Mit zwei Nationalitäten im Gepäck muss man sich manchmal auf die Suche nach der eigenen Identität begeben
Bis zu seinem neunten Lebensjahr lebte Conrad mit seinem norwegischen Vater und seiner deutschen Mutter in Norwegen in der Stadt Bergen. Mit seiner Mutter sprach er Deutsch und bekam wöchentlich Deutschunterricht, während er in der Schule und mit seinem Vater Norwegisch sprach. Als sich seine Eltern trennten, entschloss sich Conrads Mutter mit Kind und Kegel zurück in ihre Heimatstadt Berlin zu gehen.
Für Conrad begann hier ein neuer Lebensabschnitt – in einer Stadt, in die er nie wollte. Er vermisste seine Heimat, hatte Anpassungsschwierigkeiten und war in der Schule häufig überfordert. Wegen seiner Probleme mit der deutschen Aussprache mobbten seine Mitschüler ihn sogar. Die Heimat – das war für ihn Bergen. Nicht zuletzt, da er in Berlin für alle immer nur „der Norweger“ blieb.

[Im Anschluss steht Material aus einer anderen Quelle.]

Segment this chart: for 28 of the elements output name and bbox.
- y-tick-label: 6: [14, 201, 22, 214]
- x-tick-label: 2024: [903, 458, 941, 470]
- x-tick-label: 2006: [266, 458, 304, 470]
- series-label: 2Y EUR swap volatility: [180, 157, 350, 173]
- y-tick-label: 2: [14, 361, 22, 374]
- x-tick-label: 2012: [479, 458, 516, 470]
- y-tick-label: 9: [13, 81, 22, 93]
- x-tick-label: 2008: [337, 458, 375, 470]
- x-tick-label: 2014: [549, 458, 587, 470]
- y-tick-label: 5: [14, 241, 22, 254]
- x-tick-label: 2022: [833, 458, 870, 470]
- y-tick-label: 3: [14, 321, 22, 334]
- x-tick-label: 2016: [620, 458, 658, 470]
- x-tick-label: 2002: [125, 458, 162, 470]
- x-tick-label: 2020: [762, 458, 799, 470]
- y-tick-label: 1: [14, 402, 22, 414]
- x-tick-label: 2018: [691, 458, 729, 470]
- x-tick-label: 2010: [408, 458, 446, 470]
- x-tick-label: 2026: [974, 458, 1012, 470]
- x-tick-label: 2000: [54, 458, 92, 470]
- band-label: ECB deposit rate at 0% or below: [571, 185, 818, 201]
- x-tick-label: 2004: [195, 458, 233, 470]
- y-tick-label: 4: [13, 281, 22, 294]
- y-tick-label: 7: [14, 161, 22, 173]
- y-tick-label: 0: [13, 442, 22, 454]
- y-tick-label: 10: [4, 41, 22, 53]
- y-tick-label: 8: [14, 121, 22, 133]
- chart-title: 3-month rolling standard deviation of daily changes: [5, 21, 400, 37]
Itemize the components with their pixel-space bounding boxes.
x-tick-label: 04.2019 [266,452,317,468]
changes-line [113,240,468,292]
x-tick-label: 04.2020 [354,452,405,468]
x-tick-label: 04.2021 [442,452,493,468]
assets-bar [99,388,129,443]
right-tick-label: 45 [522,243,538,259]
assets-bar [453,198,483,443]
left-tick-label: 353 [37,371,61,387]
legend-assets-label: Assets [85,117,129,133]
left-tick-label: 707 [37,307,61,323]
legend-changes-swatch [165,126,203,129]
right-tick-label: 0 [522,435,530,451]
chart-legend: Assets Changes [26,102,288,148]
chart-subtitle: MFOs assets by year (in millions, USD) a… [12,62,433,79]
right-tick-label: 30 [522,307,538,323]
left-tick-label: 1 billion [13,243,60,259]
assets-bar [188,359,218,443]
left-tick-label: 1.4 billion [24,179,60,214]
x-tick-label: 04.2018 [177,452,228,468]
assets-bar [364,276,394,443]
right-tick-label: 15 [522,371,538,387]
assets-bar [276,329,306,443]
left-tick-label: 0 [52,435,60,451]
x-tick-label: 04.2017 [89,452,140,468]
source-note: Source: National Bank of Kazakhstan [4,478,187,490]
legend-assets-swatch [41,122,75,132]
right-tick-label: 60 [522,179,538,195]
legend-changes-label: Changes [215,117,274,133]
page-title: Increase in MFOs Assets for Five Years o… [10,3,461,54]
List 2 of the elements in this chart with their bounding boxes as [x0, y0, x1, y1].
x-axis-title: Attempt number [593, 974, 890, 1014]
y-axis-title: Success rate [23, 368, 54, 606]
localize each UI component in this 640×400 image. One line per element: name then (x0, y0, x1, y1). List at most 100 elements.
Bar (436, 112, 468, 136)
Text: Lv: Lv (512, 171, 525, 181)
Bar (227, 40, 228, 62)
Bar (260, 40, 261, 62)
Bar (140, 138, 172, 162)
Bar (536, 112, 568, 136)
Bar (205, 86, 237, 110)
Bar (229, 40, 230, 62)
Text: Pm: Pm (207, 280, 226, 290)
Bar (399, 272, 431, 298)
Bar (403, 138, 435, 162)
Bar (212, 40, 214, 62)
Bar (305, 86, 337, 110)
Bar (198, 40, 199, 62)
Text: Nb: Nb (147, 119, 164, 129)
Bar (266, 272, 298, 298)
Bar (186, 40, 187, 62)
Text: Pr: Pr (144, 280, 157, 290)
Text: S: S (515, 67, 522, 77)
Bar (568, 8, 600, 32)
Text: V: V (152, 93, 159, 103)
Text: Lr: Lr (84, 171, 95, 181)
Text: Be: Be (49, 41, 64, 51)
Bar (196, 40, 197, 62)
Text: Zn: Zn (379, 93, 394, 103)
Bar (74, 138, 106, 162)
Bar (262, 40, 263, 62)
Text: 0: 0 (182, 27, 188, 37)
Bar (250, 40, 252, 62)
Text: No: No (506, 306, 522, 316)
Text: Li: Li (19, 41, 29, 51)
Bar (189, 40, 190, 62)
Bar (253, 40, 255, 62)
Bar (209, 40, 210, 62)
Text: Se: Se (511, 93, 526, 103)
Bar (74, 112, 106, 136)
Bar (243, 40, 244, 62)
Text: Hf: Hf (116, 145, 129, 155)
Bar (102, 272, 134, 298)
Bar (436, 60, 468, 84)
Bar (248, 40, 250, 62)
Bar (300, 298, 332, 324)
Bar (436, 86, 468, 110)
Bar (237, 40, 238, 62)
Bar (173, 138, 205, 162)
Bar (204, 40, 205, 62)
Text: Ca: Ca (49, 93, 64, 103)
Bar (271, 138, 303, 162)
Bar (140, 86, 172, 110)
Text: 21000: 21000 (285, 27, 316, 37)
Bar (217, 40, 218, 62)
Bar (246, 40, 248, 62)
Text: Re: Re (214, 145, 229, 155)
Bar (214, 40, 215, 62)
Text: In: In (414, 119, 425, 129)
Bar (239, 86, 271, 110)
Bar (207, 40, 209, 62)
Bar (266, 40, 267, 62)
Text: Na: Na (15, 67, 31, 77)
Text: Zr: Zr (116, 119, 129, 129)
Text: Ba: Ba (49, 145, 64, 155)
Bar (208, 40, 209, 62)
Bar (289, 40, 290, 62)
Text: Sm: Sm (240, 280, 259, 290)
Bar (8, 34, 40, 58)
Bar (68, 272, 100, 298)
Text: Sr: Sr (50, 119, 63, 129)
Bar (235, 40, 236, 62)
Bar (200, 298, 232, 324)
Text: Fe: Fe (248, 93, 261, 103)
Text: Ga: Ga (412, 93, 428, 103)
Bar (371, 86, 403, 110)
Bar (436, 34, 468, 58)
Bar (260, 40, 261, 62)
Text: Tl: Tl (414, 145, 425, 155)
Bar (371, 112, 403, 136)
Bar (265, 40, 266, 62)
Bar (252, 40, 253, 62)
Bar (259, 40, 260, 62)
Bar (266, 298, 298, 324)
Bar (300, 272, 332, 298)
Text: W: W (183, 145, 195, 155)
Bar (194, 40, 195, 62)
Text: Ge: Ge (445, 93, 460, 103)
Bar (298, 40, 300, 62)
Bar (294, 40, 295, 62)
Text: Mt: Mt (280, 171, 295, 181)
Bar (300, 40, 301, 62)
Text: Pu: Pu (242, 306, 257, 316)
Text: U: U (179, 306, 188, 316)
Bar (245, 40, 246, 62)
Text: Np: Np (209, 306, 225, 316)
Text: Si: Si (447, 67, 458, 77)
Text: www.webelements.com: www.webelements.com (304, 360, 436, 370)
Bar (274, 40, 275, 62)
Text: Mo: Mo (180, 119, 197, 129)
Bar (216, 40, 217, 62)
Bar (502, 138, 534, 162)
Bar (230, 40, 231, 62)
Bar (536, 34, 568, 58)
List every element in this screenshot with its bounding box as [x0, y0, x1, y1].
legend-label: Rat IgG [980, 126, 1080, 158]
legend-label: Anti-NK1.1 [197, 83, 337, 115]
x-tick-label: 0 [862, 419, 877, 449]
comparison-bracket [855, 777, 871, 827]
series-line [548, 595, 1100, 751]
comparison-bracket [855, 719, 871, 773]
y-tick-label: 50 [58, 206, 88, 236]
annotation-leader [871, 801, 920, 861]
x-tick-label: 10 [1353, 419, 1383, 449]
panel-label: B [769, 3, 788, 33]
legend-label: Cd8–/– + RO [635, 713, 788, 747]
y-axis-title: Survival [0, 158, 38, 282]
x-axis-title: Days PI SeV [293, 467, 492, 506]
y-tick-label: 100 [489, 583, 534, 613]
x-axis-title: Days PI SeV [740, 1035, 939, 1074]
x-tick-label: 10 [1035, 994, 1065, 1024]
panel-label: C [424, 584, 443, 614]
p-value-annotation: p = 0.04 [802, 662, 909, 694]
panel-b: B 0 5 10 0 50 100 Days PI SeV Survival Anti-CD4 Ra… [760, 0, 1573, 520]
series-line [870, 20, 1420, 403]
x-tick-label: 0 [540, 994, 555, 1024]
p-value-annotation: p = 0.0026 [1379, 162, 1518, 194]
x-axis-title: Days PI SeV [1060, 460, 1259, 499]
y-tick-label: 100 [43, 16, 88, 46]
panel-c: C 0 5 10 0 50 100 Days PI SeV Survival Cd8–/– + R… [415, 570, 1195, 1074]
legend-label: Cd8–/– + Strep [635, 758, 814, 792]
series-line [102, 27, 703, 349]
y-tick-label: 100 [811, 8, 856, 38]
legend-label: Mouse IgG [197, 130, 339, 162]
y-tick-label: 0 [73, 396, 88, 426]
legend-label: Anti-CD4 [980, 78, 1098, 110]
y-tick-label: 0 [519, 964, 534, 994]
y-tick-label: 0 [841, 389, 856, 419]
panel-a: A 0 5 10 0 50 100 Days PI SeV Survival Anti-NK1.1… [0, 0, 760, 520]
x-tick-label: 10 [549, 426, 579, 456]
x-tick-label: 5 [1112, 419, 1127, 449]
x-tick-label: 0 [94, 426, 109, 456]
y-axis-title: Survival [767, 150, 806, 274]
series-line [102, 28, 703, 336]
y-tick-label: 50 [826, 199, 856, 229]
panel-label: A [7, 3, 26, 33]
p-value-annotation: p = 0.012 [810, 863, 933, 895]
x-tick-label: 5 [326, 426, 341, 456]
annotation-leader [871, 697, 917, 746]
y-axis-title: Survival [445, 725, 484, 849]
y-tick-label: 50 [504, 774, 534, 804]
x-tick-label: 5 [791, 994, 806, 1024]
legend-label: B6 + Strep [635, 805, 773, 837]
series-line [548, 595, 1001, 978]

So verbrachte er seine Schulferien regelmäßig in Bergen bei seinem Vater. Für ihn stand fest, dass er sobald wie möglich zurückkehren würde. Als er sein Abitur in der Tasche hatte, kehrte er Deutschland den Rücken, um in Bergen zu leben und Biologie zu studieren. Anfangs, so sagt er, war er euphorisch, doch schnell verblasste der Schein. Die Erinnerungen an seine ehemalige Heimat unterschieden sich deutlich von der Realität. Hier, wo er glaubte, seine Identität wiederzufinden, fehlte das Gefühl von Zugehörigkeit. Hier war er auf einmal nicht mehr „der Norweger“, sondern plötzlich „der Deutsche“. „Man sieht mich als Ausländer an und mit der Mentalität der norwegischen Jugendlichen komme ich nicht zurecht“, sagt Conrad, „die Menschen sind verschlossen und es herrscht kein Miteinander.“
Zunehmend zweifelte Conrad an seiner Entscheidung. Inzwischen hat er für sich erkannt: „Es hängt nicht vom Ort ab, wer man ist, sondern von den Menschen, die einen umgeben.“ Sein Studium wird er diesen Sommer abbrechen und nach Berlin zurückkehren. Zu Familie und Freunden. (Von Kristin Franke, 19 Jahre)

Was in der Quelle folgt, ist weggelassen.